3. Der Bescheid ist jedoch materiell rechtswidrig.
Die Voraussetzungen für eine Verwarnung nach Art. 58 Abs. 2 lit. b) DSGVO liegen nicht vor. Die von der Beklagten beanstandete Datenverarbeitung durch die Klägerin hat nicht gegen die DSGVO verstoßen.

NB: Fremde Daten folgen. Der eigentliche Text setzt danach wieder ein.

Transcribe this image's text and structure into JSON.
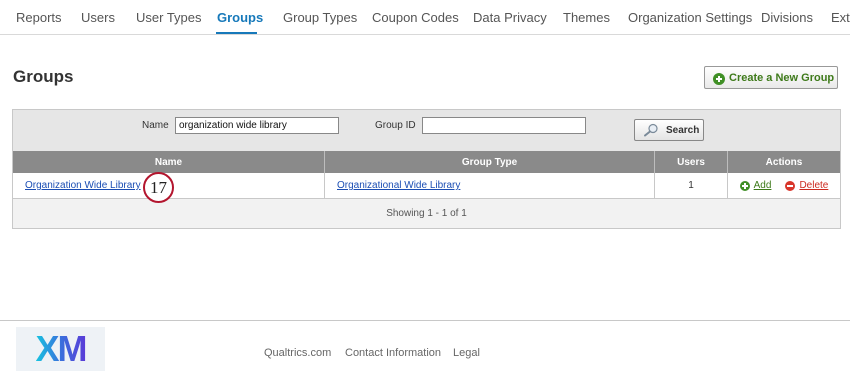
{
  "nav": {
    "tabs": [
      {
        "label": "Reports"
      },
      {
        "label": "Users"
      },
      {
        "label": "User Types"
      },
      {
        "label": "Groups"
      },
      {
        "label": "Group Types"
      },
      {
        "label": "Coupon Codes"
      },
      {
        "label": "Data Privacy"
      },
      {
        "label": "Themes"
      },
      {
        "label": "Organization Settings"
      },
      {
        "label": "Divisions"
      },
      {
        "label": "Exte"
      }
    ],
    "active": "Groups"
  },
  "page": {
    "title": "Groups",
    "create_label": "Create a New Group"
  },
  "filter": {
    "name_label": "Name",
    "name_value": "organization wide library",
    "group_id_label": "Group ID",
    "group_id_value": "",
    "search_label": "Search"
  },
  "table": {
    "columns": [
      "Name",
      "Group Type",
      "Users",
      "Actions"
    ],
    "rows": [
      {
        "name": "Organization Wide Library",
        "group_type": "Organizational Wide Library",
        "users": "1",
        "add_label": "Add",
        "delete_label": "Delete"
      }
    ],
    "status": "Showing 1 - 1 of  1"
  },
  "annotation": {
    "step": "17",
    "color": "#b3152e"
  },
  "footer": {
    "logo": "XM",
    "links": [
      "Qualtrics.com",
      "Contact Information",
      "Legal"
    ]
  },
  "colors": {
    "accent": "#1779ba",
    "link": "#1a4db3",
    "add": "#3f8f25",
    "delete": "#d9362b"
  }
}
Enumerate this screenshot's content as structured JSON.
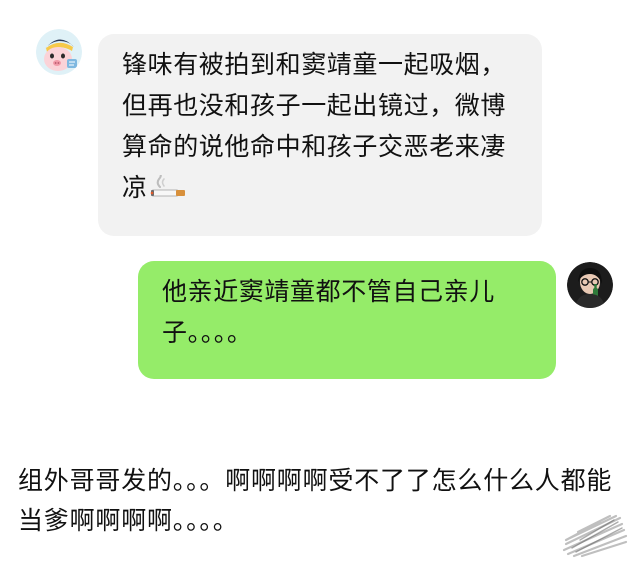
{
  "chat": {
    "messages": [
      {
        "side": "left",
        "text": "锋味有被拍到和窦靖童一起吸烟，但再也没和孩子一起出镜过，微博算命的说他命中和孩子交恶老来凄凉",
        "emoji": "cigarette-icon",
        "bubble_color": "#f2f2f2"
      },
      {
        "side": "right",
        "text": "他亲近窦靖童都不管自己亲儿子。。。。",
        "bubble_color": "#95ec69"
      }
    ]
  },
  "caption": {
    "text": "组外哥哥发的。。。啊啊啊啊受不了了怎么什么人都能当爹啊啊啊啊。。。。"
  }
}
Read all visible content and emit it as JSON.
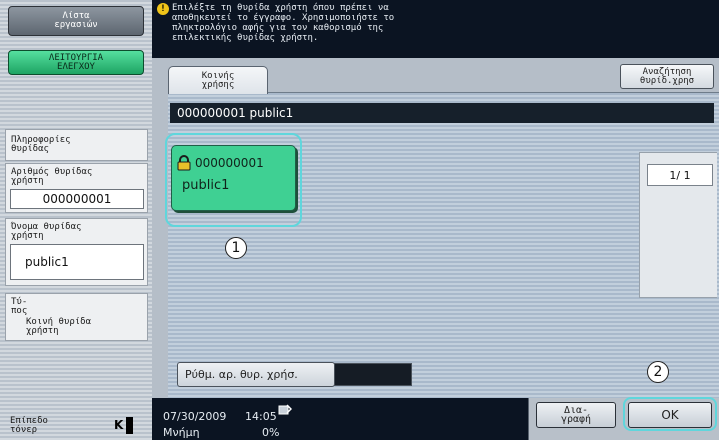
{
  "sidebar": {
    "utility_button": "Λίστα\nεργασιών",
    "check_button": "ΛΕΙΤΟΥΡΓΙΑ\nΕΛΕΓΧΟΥ",
    "info_heading": "Πληροφορίες\nθυρίδας",
    "box_number_label": "Αριθμός θυρίδας\nχρήστη",
    "box_number_value": "000000001",
    "box_name_label": "Όνομα θυρίδας\nχρήστη",
    "box_name_value": "public1",
    "type_label": "Τύ-\nπος",
    "type_value": "Κοινή θυρίδα\nχρήστη",
    "toner_label": "Επίπεδο\nτόνερ",
    "toner_indicator": "K"
  },
  "header": {
    "message": "Επιλέξτε τη θυρίδα χρήστη όπου πρέπει να\nαποθηκευτεί το έγγραφο. Χρησιμοποιήστε το\nπληκτρολόγιο αφής για τον καθορισμό της\nεπιλεκτικής θυρίδας χρήστη."
  },
  "main": {
    "tab_label": "Κοινής\nχρήσης",
    "search_button": "Αναζήτηση\nθυρίδ.χρησ",
    "selected_title": "000000001   public1",
    "box": {
      "number": "000000001",
      "name": "public1"
    },
    "page_indicator": "1/  1",
    "callout_1": "1",
    "callout_2": "2",
    "bottom_button": "Ρύθμ. αρ. θυρ. χρήσ."
  },
  "footer": {
    "date": "07/30/2009",
    "time": "14:05",
    "memory_label": "Μνήμη",
    "memory_value": "0%",
    "delete_button": "Δια-\nγραφή",
    "ok_button": "OK"
  }
}
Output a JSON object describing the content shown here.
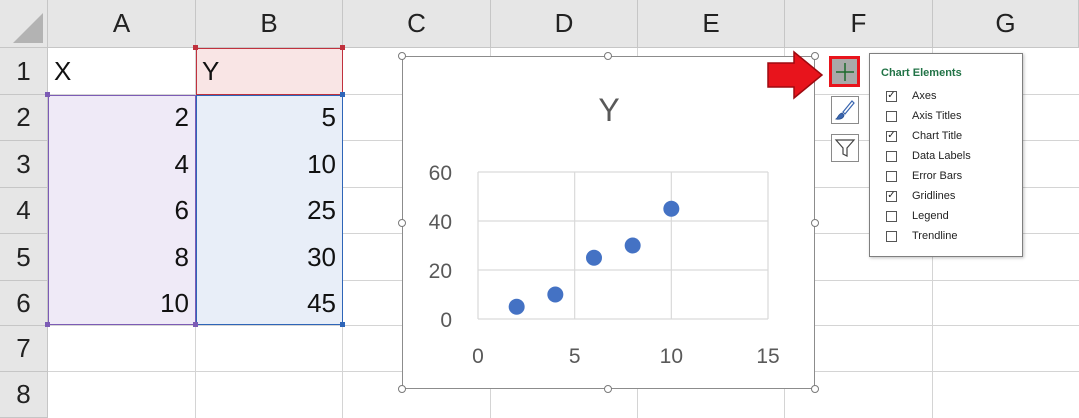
{
  "columns": [
    "A",
    "B",
    "C",
    "D",
    "E",
    "F",
    "G"
  ],
  "rows": [
    "1",
    "2",
    "3",
    "4",
    "5",
    "6",
    "7",
    "8"
  ],
  "cells": {
    "A1": "X",
    "B1": "Y",
    "A2": "2",
    "B2": "5",
    "A3": "4",
    "B3": "10",
    "A4": "6",
    "B4": "25",
    "A5": "8",
    "B5": "30",
    "A6": "10",
    "B6": "45"
  },
  "colors": {
    "x_range_fill": "#efeaf7",
    "x_range_border": "#7c5bb5",
    "y_range_fill": "#e8eef8",
    "y_range_border": "#2e65b8",
    "header_fill": "#f9e5e5",
    "header_border": "#c0313d",
    "marker": "#4472c4",
    "highlight_arrow": "#e8141c",
    "panel_title": "#217346"
  },
  "chart_data": {
    "type": "scatter",
    "title": "Y",
    "x": [
      2,
      4,
      6,
      8,
      10
    ],
    "y": [
      5,
      10,
      25,
      30,
      45
    ],
    "xlim": [
      0,
      15
    ],
    "ylim": [
      0,
      60
    ],
    "xticks": [
      "0",
      "5",
      "10",
      "15"
    ],
    "yticks": [
      "0",
      "20",
      "40",
      "60"
    ],
    "grid": true,
    "legend": "none"
  },
  "side_buttons": {
    "elements": "plus-icon",
    "styles": "paintbrush-icon",
    "filters": "funnel-icon"
  },
  "chart_elements_panel": {
    "title": "Chart Elements",
    "options": [
      {
        "label": "Axes",
        "checked": true
      },
      {
        "label": "Axis Titles",
        "checked": false
      },
      {
        "label": "Chart Title",
        "checked": true
      },
      {
        "label": "Data Labels",
        "checked": false
      },
      {
        "label": "Error Bars",
        "checked": false
      },
      {
        "label": "Gridlines",
        "checked": true
      },
      {
        "label": "Legend",
        "checked": false
      },
      {
        "label": "Trendline",
        "checked": false
      }
    ]
  }
}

Die Übermittlung der in den dem Gericht vorgelegten Unterlagen enthaltenen personenbezogenen Daten durch die Klägerin an das Verwaltungsgericht war gemäß Art. 6 Abs. 1 lit. c) DSGVO rechtmäßig, weil diese Verarbeitung zur Erfüllung einer rechtlichen Verpflichtung der Klägerin erforderlich war.

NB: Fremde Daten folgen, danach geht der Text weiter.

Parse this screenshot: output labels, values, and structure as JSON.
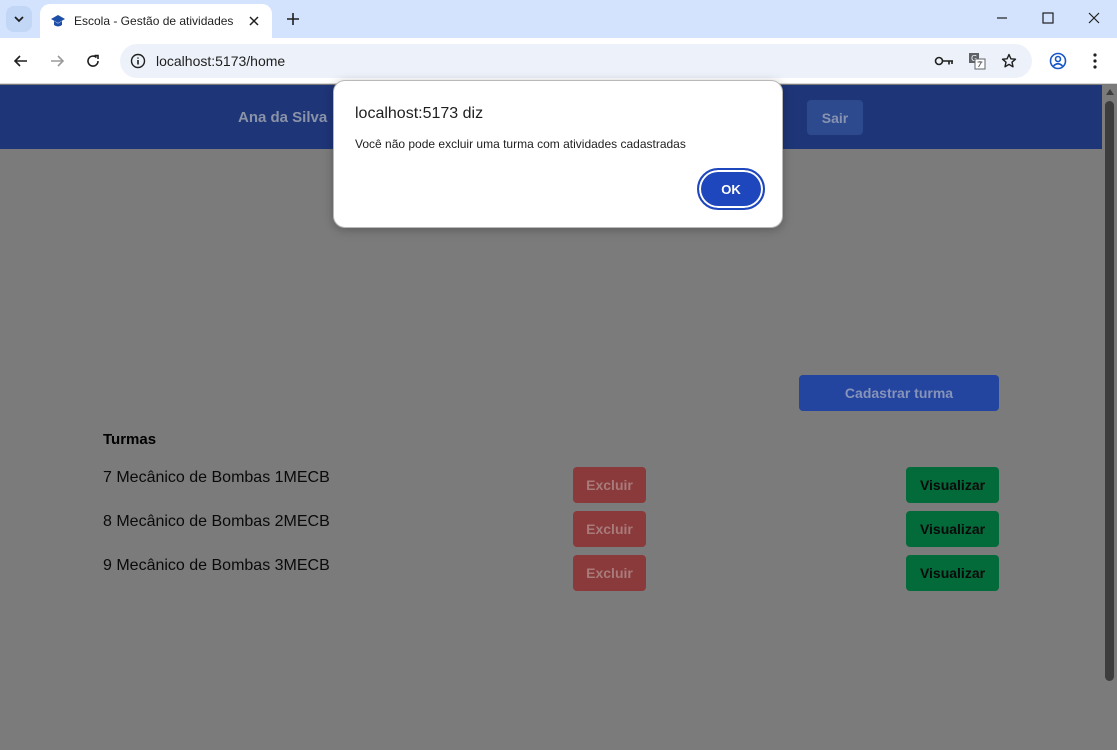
{
  "browser": {
    "tab_title": "Escola - Gestão de atividades",
    "url": "localhost:5173/home"
  },
  "app": {
    "user_name": "Ana da Silva",
    "logout_label": "Sair",
    "register_label": "Cadastrar turma",
    "section_title": "Turmas",
    "classes": [
      {
        "name": "7 Mecânico de Bombas 1MECB",
        "delete_label": "Excluir",
        "view_label": "Visualizar"
      },
      {
        "name": "8 Mecânico de Bombas 2MECB",
        "delete_label": "Excluir",
        "view_label": "Visualizar"
      },
      {
        "name": "9 Mecânico de Bombas 3MECB",
        "delete_label": "Excluir",
        "view_label": "Visualizar"
      }
    ]
  },
  "dialog": {
    "title": "localhost:5173 diz",
    "message": "Você não pode excluir uma turma com atividades cadastradas",
    "ok_label": "OK"
  },
  "colors": {
    "header": "#1e3577",
    "accent": "#1f47bd",
    "delete": "#8a3a3a",
    "view": "#036a3a"
  }
}
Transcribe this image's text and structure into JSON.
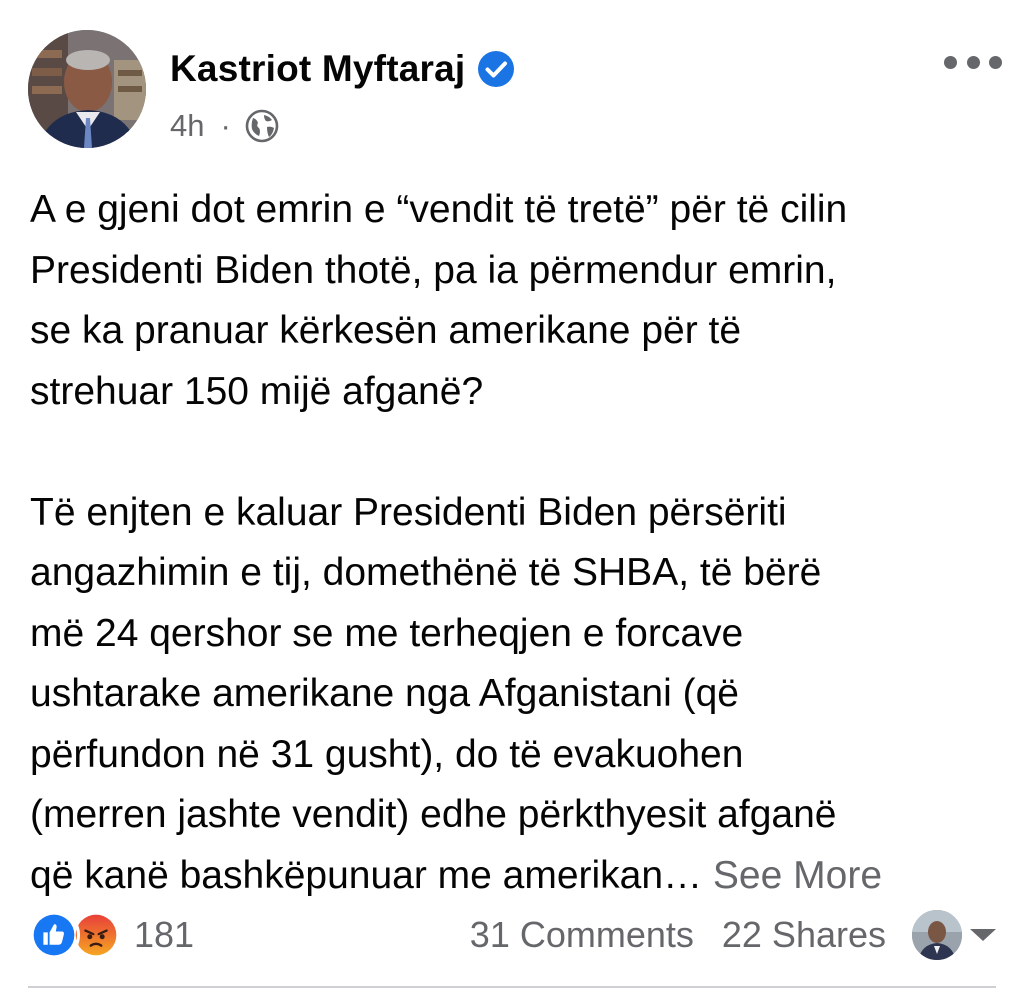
{
  "post": {
    "author": "Kastriot Myftaraj",
    "verified": true,
    "time": "4h",
    "separator": "·",
    "audience_icon": "globe-icon",
    "more_icon": "more-options-icon",
    "paragraph1": [
      "A e gjeni dot emrin e “vendit të tretë” për të cilin",
      "Presidenti Biden thotë, pa ia përmendur emrin,",
      "se ka pranuar kërkesën amerikane për të",
      "strehuar 150 mijë afganë?"
    ],
    "paragraph2": [
      "Të enjten e kaluar Presidenti Biden përsëriti",
      "angazhimin e tij, domethënë të SHBA, të bërë",
      "më 24 qershor se me terheqjen e forcave",
      "ushtarake amerikane nga Afganistani (që",
      "përfundon në 31 gusht), do  të evakuohen",
      "(merren jashte vendit) edhe përkthyesit afganë",
      "që kanë bashkëpunuar me amerikan…"
    ],
    "see_more": "See More"
  },
  "footer": {
    "reactions": [
      "like",
      "angry"
    ],
    "reaction_count": "181",
    "comments": "31 Comments",
    "shares": "22 Shares"
  },
  "colors": {
    "text": "#050505",
    "secondary": "#65676b",
    "verified_blue": "#1b74e4",
    "like_blue": "#1877f2",
    "angry_orange": "#f0642b",
    "divider": "#ced0d4"
  }
}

Diese rechtliche Verpflichtung ergibt sich aus § 99 Abs. 1 Satz 1 VwGO. Danach war die Klägerin als Behörde im Sinne dieser Vorschrift verpflichtet, dem Verwaltungsgericht in dem Konkurrentenstreitverfahren 13 E. Akten vorzulegen. Dies umfasst die Verpflichtung zur Übermittlung der in den Akten enthaltenen personenbezogenen Daten aller Bewerberinnen und Bewerber, die in das in jenem Rechtsstreit streitbefangenen Auswahlverfahren der Klägerin einbezogen worden waren.
Unionsrechtliche Bedenken gegen § 99 Abs. 1 VwGO bestehen nicht. Diese Regelung genügt den nach Art. 6 Abs. 2 und 3 DSGVO an eine Rechtsvorschrift i.S.d. Art. 6 Abs. 1 lit. c) DSGVO zu stellenden Anforderungen (VGH Mannheim, Beschl. v. 15.02.2019 - 1 S 188/19 -, BeckRS 2019, 2625, Rn. 20 f. m.w.N.).

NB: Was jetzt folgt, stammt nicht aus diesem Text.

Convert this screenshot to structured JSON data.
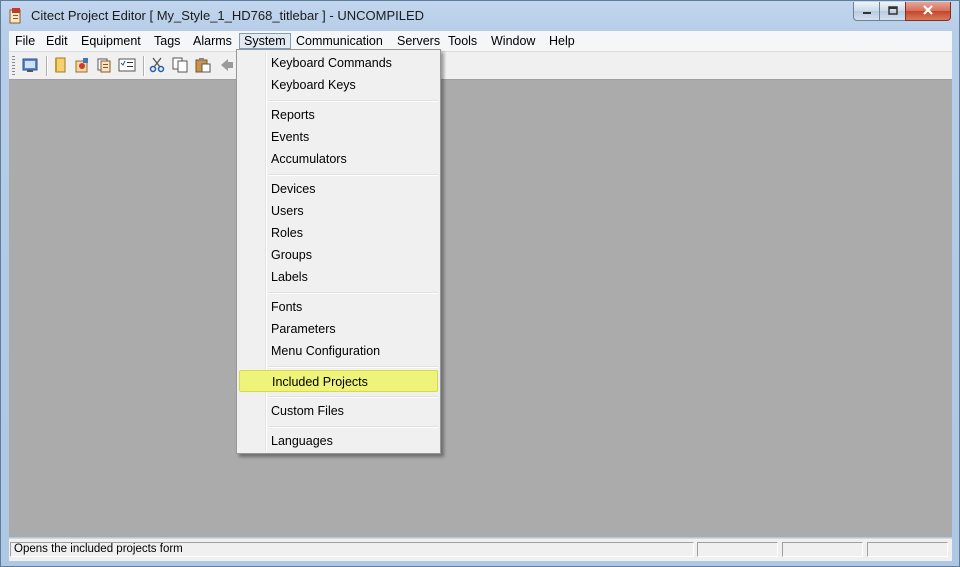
{
  "window": {
    "title": "Citect Project Editor [ My_Style_1_HD768_titlebar ] - UNCOMPILED",
    "controls": {
      "minimize": "minimize-icon",
      "maximize": "maximize-icon",
      "close": "close-icon"
    }
  },
  "menubar": {
    "items": [
      {
        "label": "File"
      },
      {
        "label": "Edit"
      },
      {
        "label": "Equipment"
      },
      {
        "label": "Tags"
      },
      {
        "label": "Alarms"
      },
      {
        "label": "System"
      },
      {
        "label": "Communication"
      },
      {
        "label": "Servers"
      },
      {
        "label": "Tools"
      },
      {
        "label": "Window"
      },
      {
        "label": "Help"
      }
    ],
    "open_menu": "System"
  },
  "toolbar": {
    "icons": [
      "compile-icon",
      "new-icon",
      "open-project-icon",
      "copy-document-icon",
      "checklist-icon",
      "cut-icon",
      "copy-icon",
      "paste-icon",
      "back-icon"
    ]
  },
  "system_menu": {
    "groups": [
      [
        {
          "label": "Keyboard Commands"
        },
        {
          "label": "Keyboard Keys"
        }
      ],
      [
        {
          "label": "Reports"
        },
        {
          "label": "Events"
        },
        {
          "label": "Accumulators"
        }
      ],
      [
        {
          "label": "Devices"
        },
        {
          "label": "Users"
        },
        {
          "label": "Roles"
        },
        {
          "label": "Groups"
        },
        {
          "label": "Labels"
        }
      ],
      [
        {
          "label": "Fonts"
        },
        {
          "label": "Parameters"
        },
        {
          "label": "Menu Configuration"
        }
      ],
      [
        {
          "label": "Included Projects"
        }
      ],
      [
        {
          "label": "Custom Files"
        }
      ],
      [
        {
          "label": "Languages"
        }
      ]
    ],
    "highlighted": "Included Projects",
    "highlight_color": "#eef37a"
  },
  "statusbar": {
    "message": "Opens the included projects form",
    "panes": [
      "",
      "",
      ""
    ]
  },
  "colors": {
    "workspace": "#ababab",
    "title_bar": "#b9d1ea",
    "close_button": "#c3462b"
  }
}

Im Rahmen des vor dem Verwaltungsgericht Hannover geführten Konkurrentenstreitverfahrens (Az. 13 E.) forderte das Verwaltungsgericht Hannover die Klägerin mit Schreiben vom 22. August 2019 auf, den Verwaltungsvorgang zum Auswahlverfahren zu übersenden. Nach Überzeugung der Kammer war die Klägerin daher verpflichtet, den vollständigen und ungeschwärzten Aktenvorgang an das Gericht zu übermitteln.
Die Klägerin ist als Körperschaft des öffentlichen Rechts Verpflichtete im Sinne des § 99 Abs. 1 VwGO, da von einem funktionalen Behördenbegriff auszugehen ist (Posser, in: BeckOK VwGO, 64. Edition, Stand 01.01.2023, § 99 Rn. 12, 12.1).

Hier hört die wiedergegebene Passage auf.